2008-09-17

Designing an archive format for Python source/bytecode files

Google App Engine just released version 1.1.3 of the SDK. As part of this release, there is now a pure Python implementation of zipimport. This was created to allow people to deal with the 1000 file limit place on GAE apps. One could now create a zip of the latest version of Django, for instance, and thus only have a single file used of the quota.

This, along with the fact that using a zipimport can be faster thanks to the significant drop in stat calls and potentially having the entire zipfile already in memory and thus skipping the disk entirely, it got me thinking about what an archive format might look like that was designed explicitly for Python.
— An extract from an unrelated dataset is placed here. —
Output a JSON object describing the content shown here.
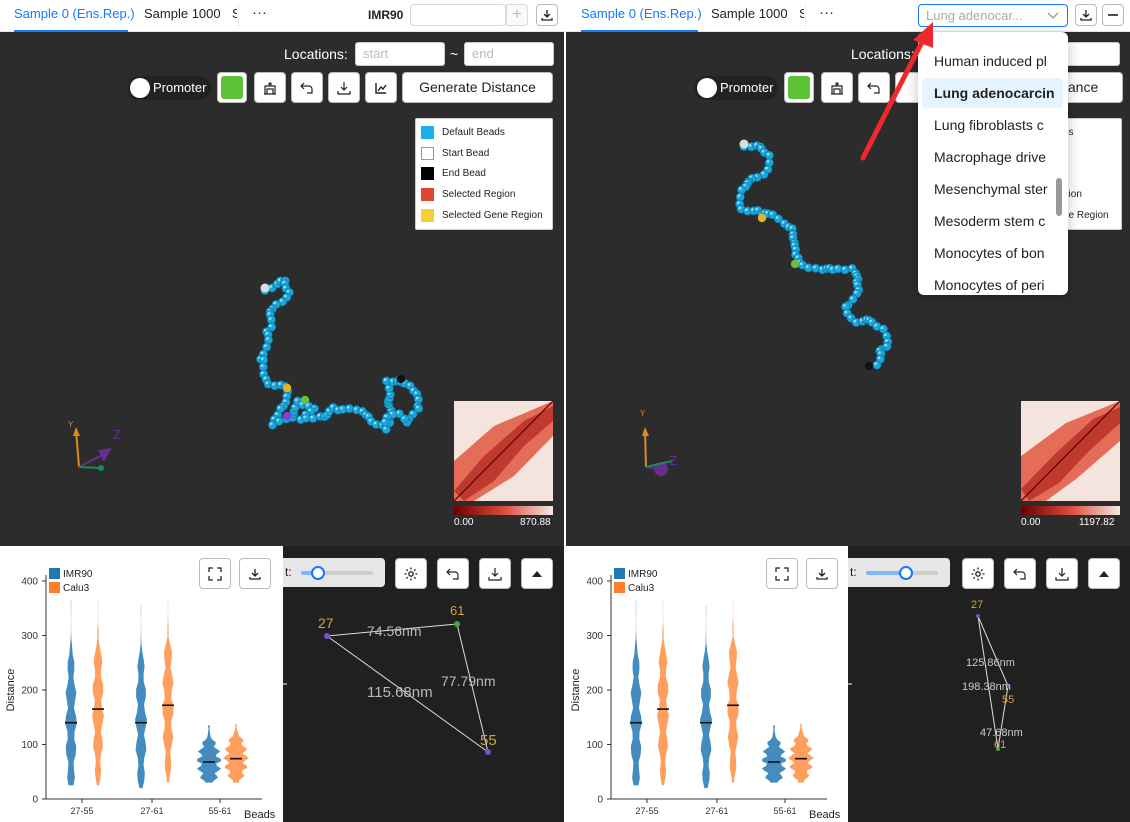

To begin, it would need to support both source and bytecode. This would allow for tracebacks to include source. That's about it in terms of clear-cut answers. =)

First question is how to handle __path__. For zipimport, a munged path of the zip file and then the internal path in the zip to a package directory is set. The drawback to this is that __path__ now contains a string that is not a literal file path. It also leads to the need of going through sys.path_hooks for all packages and potentially creating new importers which has always seemed suboptimal to me. But unfortunately this usage of __path__ allows for tweaking the __path__ variable as necessary. I don't know how often __path__ is actually played with so I don't know if this is important to support. If it is then I would want to somehow find a way to make it so that multiple importers are not necessary.

Next comes to how names should be specified within the archive. Dotted names make sense, but then the __path__ issue comes up again. If people make assumptions that everything in __path__ is a file path, they are probably using ``os.path.join()``, meaning that at least for that part of the importer (if __path__ manipulation was supported), __path__ would need to be paths with slashes in it. But since I suspect importing modules will occur more than packages (merely by the fact that there will typically be at least a couple modules per package), that storing the name in dotted format is best.

Next comes handling new bytecode. Now zipimport does not support this, which I have always thought to be a shame. I am sure this is because it costs so much to have to rewrite the zipfile thanks to the main header info being at the end of the file and thus requiring writing over it when appending any new file. Tarballs are more of a linked list, but that makes looking for a single file expensive. You could traverse the file as needed to look for a file and cache any info found, but that still has a startup cost of having to travserse the archive in the first place to build the table of contents.

But what if you overwrote old bytecode? If you stored file size along with absolute start position within the archive, you could buffer the amount of space bytecode was given per file, write out whatever bytecode you wanted, and then if the Python you were running had different bytecode, simply overwrite the old version. If you look at Python 2.4, 2.5, and 2.6rc1, the bytecode size for heapq is 12725, 12254, and 12242, respectively according to ``len`` for the same heapq.py file. So bytecode size is decreasing over time. Given that, you could probably pad the amount of space allocated for bytecode files and most of the time be able to write into it.

Or, if you decide to have it be read-only and as part of the installation of some package you generated this archive, you could then just use the version of Python meant to use the archive and just write to the archive bytecode and source near each other for locality reasons. And being read-only also prevents any race conditions one might have if you are sharing the archive between multiple interpreters (people who have run Python on supercomputers used to have this problem where .pyc files were constantly out of whack because they were written to by multiple processes; the -B flag solves this by suppressing writing out bytecode).

But I have no clue if any of this is even worth it. The potential savings of space and speed-up from having a simpler archive format over zipfiles could quite easily be negligble to non-existent. The potentially only benefit is having support for rewriting bytecode as needed, but I don't know how reasonable that would be to pull off or how often it really comes up since I don't know if most people would generate an archive at install time or ship the archive.